An Owner can enable and disable the blacklist functionality to add or remove restrictions on transfers. The default state is set as disabled.

Accounts with the BlacklisterRole can add or remove accounts to or from the blacklist.

Pausing

The Pauser accounts may pause/un-pause the contract. When the contract is paused all transfers will be blocked. When deployed the contract is initially un-paused.

Minting

Minter accounts can mint tokens to other accounts. Minting tokens increases the total supply of tokens and the balance of the account the tokens are minted to.

Burning

Burner accounts can burn tokens from other accounts. Burning tokens decreases the total supply of tokens and the balance of the account the tokens are burned from.

Revoking

Revoker accounts can revoke tokens from any account. Revoking tokens has no effect on the total supply, it increases the balance of the account revoking the tokens and decreases the balance of the account the tokens are revoked from.

Upgrading via Proxy

The contract is upgradeable and allows for Owners to update the contract logic while maintaining contract state. Contracts can be upgraded to have more or less restrictive transfer logic or new transfer paradigms including escrow. Upgrading can be a potentially destructive operation if the new contract is incompatible with the existing contract due to broken upgrade methods or memory layout issues.

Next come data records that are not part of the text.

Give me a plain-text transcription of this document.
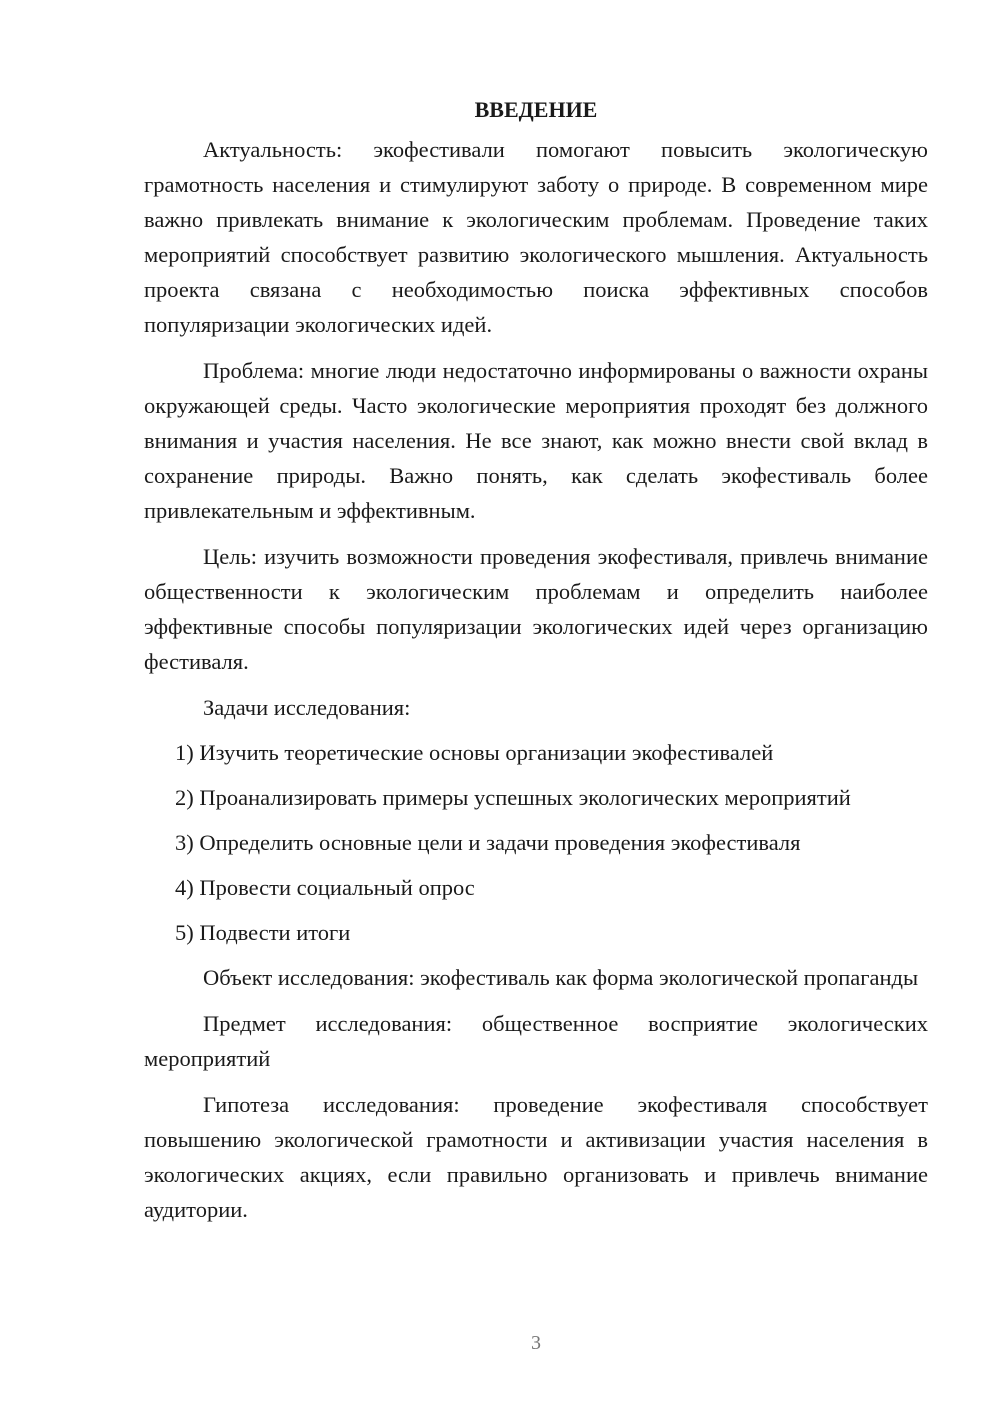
ВВЕДЕНИЕ

Актуальность: экофестивали помогают повысить экологическую грамотность населения и стимулируют заботу о природе. В современном мире важно привлекать внимание к экологическим проблемам. Проведение таких мероприятий способствует развитию экологического мышления. Актуальность проекта связана с необходимостью поиска эффективных способов популяризации экологических идей.

Проблема: многие люди недостаточно информированы о важности охраны окружающей среды. Часто экологические мероприятия проходят без должного внимания и участия населения. Не все знают, как можно внести свой вклад в сохранение природы. Важно понять, как сделать экофестиваль более привлекательным и эффективным.

Цель: изучить возможности проведения экофестиваля, привлечь внимание общественности к экологическим проблемам и определить наиболее эффективные способы популяризации экологических идей через организацию фестиваля.

Задачи исследования:

1) Изучить теоретические основы организации экофестивалей

2) Проанализировать примеры успешных экологических мероприятий

3) Определить основные цели и задачи проведения экофестиваля

4) Провести социальный опрос

5) Подвести итоги

Объект исследования: экофестиваль как форма экологической пропаганды

Предмет исследования: общественное восприятие экологических мероприятий

Гипотеза исследования: проведение экофестиваля способствует повышению экологической грамотности и активизации участия населения в экологических акциях, если правильно организовать и привлечь внимание аудитории.

3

To update the contract logic:

1: Deploy the new contract to the ethereum mainnet, this contract must implement the Proxiable contract as defined https://github.com/ethereum/EIPs/blob/master/EIPS/eip-1822.md

2: An Owner must then call the updateCodeAddress method on the existing token contract with the address of the contract deployed in step 1

The Proxiable contract checks that the new logic contract implements the proxiableUUID method and returns the proper hash but care must still be taken to ensure the new contract implements correct update logic and compatible memory layout. https://blog.trailofbits.com/2018/09/05/contract-upgrade-anti-patterns/

Testing

You should be able to install dependencies and then run tests:

$ npm install
$ npm run test

For unit test code coverage metrics:

$ npm run coverage

General Warnings

Proxy Deployment

The initial deployment logic will not guarantee you are setting the logic address to a valid contract address. If you set this to an external address, or a contract that is not "Proxiable" then the deployment will result in an invalid state. This should just be a normal check after deployment and initialization that contract state is valid.

Approve/TransferFrom ERC20 "Double Spend"

It is a known issue with ERC20 that incorrectly using approve could allow a spending to transfer more tokens than is desired. To prevent this, ALWAYS set the approval amount to 0 before setting it to a new value.

Centralization

This token contract allows administrative capabilities that may not be expected on completely decentralized system. Accounts with administrative capabilities can burn tokens from any account, revoke tokens from any account, mint new tokens, upgrade contract logic, etc. This should be evaluated before using/interacting with the contract.

The main use case for this contract is in dealing with Security Tokens which may require these capabilities from a regulatory necessity.